Archive for December 8, 2009
So I’m a failure in life
Dec 8th
loading...
So I’m a failure in life. Spending the last days trolling the East Village visiting places from the past, my old sleeping spots in between tenement buildings, in doorways, in vans, and finally in squats, freezing my ass off because it had been a terrible, icy winter and I didn’t much heat or hot water throughout the whole fucking thing. The cold gets into your bone marrow when you spend your waking hours in it, and sleep in it, and eat in it, and cry in it. I didn’t want to be around people and I got sick of reading books in Barnes & Nobles to stay warm. If you don’t have enough food to eat or sleep or heat, sentences and then words start to lose their meaning after a while and become just jumbles of letters. I wanted to die. I started taking a lot of drugs.
The squatters took me in. It happened when I ran into an old acquaintance of mine playing speed chess in Thompkins Square Park. He was a red-headed guy about as old then as I am now. I told him my troubles while wiping him off the board in each five minute game (I was a big chess player when I was eighteen, rising up through the chess world ranks for about a year before I got beaten by a Cuban grandmaster in twenty-six moves during a world championship game in Mexico. I haven’t played a game since. It’s funny how almost everyone whom I explain that to (and who can play chess) asks me to play a game of chess with them. No!).
Anyway, this guy whom everyone called the Engineer let me stay in his squatted apartment on 7th street while his roommate was away in Italy. He had a grand piano in the place and he sat down and started playing Chopin while a few of us cooked a can of baked beans over a Bunsen burner. My new digs didn’t last long. The roommate came back the next day and I had to go to another squat on Cypress Avenue in the South Bronx. Their community was pretty tight, much tighter than in the East Village, but that was probably because we were a semi-humane outpost in stark contrast to the violent ghetto that surrounded our building. Well, we didn’t shoot each other, but I think the place really sucked. We didn’t have heat, hot water, or electricity, and I’d say that everyone there who wasn’t at least slightly crazy was a drug addict, and more than a few (myself not included) were both.
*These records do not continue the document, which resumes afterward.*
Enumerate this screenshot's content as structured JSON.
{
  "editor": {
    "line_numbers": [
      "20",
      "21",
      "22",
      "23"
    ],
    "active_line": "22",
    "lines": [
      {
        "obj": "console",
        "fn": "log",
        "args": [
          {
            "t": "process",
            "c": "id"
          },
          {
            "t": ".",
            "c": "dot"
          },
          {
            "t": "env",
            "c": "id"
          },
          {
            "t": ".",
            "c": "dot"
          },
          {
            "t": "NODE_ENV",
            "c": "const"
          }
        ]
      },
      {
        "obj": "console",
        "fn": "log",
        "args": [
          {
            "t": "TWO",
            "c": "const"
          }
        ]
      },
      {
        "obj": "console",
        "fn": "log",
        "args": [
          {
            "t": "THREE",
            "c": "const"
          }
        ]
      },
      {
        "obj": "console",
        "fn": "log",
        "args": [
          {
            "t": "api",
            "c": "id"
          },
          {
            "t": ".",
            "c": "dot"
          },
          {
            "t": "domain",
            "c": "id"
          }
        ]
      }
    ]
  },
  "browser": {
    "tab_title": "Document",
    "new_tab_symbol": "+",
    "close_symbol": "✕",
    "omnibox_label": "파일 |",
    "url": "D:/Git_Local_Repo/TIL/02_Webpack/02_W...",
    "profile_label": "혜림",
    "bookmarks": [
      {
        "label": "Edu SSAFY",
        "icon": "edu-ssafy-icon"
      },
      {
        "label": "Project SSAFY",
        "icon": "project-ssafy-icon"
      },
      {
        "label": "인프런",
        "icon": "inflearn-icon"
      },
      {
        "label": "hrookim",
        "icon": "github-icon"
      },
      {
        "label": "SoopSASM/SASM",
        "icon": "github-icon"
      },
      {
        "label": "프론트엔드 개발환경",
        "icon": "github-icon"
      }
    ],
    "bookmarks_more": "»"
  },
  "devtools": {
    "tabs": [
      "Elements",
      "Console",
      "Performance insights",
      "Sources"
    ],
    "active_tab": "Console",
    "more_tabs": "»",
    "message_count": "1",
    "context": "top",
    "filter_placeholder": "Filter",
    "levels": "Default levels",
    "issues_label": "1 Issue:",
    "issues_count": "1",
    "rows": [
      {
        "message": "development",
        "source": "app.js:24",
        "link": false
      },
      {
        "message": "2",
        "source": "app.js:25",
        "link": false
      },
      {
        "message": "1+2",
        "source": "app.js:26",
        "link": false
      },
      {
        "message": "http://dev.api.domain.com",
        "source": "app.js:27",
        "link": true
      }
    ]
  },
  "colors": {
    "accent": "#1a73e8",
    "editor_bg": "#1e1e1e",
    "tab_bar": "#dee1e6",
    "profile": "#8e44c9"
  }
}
I spent my time shirking community duties and hanging out on the A train with Lobster, a junky like me who played a single string washboard bass for spare change. He kept rows of loaded needles in his sock so that he could shoot up in between subway cars with a minimum of hassle. He was definitely a bad influence on me, and we got busted by the cops for really dumb shit more than once.
At the squat I also got to see what happens to people if they grow old and stay homeless… It’s not say that everything there was bad. We had a scrawny garden in the back lot that used to be a garbage heap. It supplied a little food (along with donated rice and beans) at the communal meals which we had every evening, and we occasionally put up some European squatters and migratory artists who would join us for them. Of course I was too fucked up to bother with conversation but the intellectual boor inside me appreciated the possibility.
Going back and seeing all that in my mind’s eye as an overlay on reality while being high on and then withdrawing from a cocktail of painkillers, tranquilizers, and the lesser downers while finding love (but not being able to wrap my arms around it) on the floor of a squat in the East Village really sent it home for me like a stake through my vampire heart. I have everything but I have nothing because I’ve destroyed my inner self in order to acquire what I wanted from the external world. I knew that I would have to rebuild my personality after making the sacrifices needed to create the world I wanted around me, but I couldn’t predict that I might end up feeling like a lost cripple because I couldn’t find the way to put the humanity back inside me, the softness. It’s like the Tin Man trying to hug a teddy bear.
I having a hard time letting go and being open to love. I find myself losing interest in it. It’s as if I’ve seen so many horrors on the battlefield that I’m immune to the next wave. I’m stuck in the pattern of seeking greater thrills, ever darker and deeper, while being aware that the possibility of my breaking out of this terrible circle is becoming more and more remote, slipping out of reach. Yet, I want to put a stop to it all and feel real love. Mostly, I don’t like the girls I want to fuck and I don’t want to fuck the girls I like (I won’t explain what I mean by the word “like” right now.)
The logical solution would be to find a girl I want to make love to to try and keep the emptiness at bay for a while. The problem is that I’m used to the high life. I don’t want to settle down. I don’t want to compromise. I want to see how many walls I can crash through before I get tired of chasing after new experiences and have to retire to the lesser world of self reflection because I’ve became too old to matter. I think I’ve found the one thing worse than suffering. Boredom.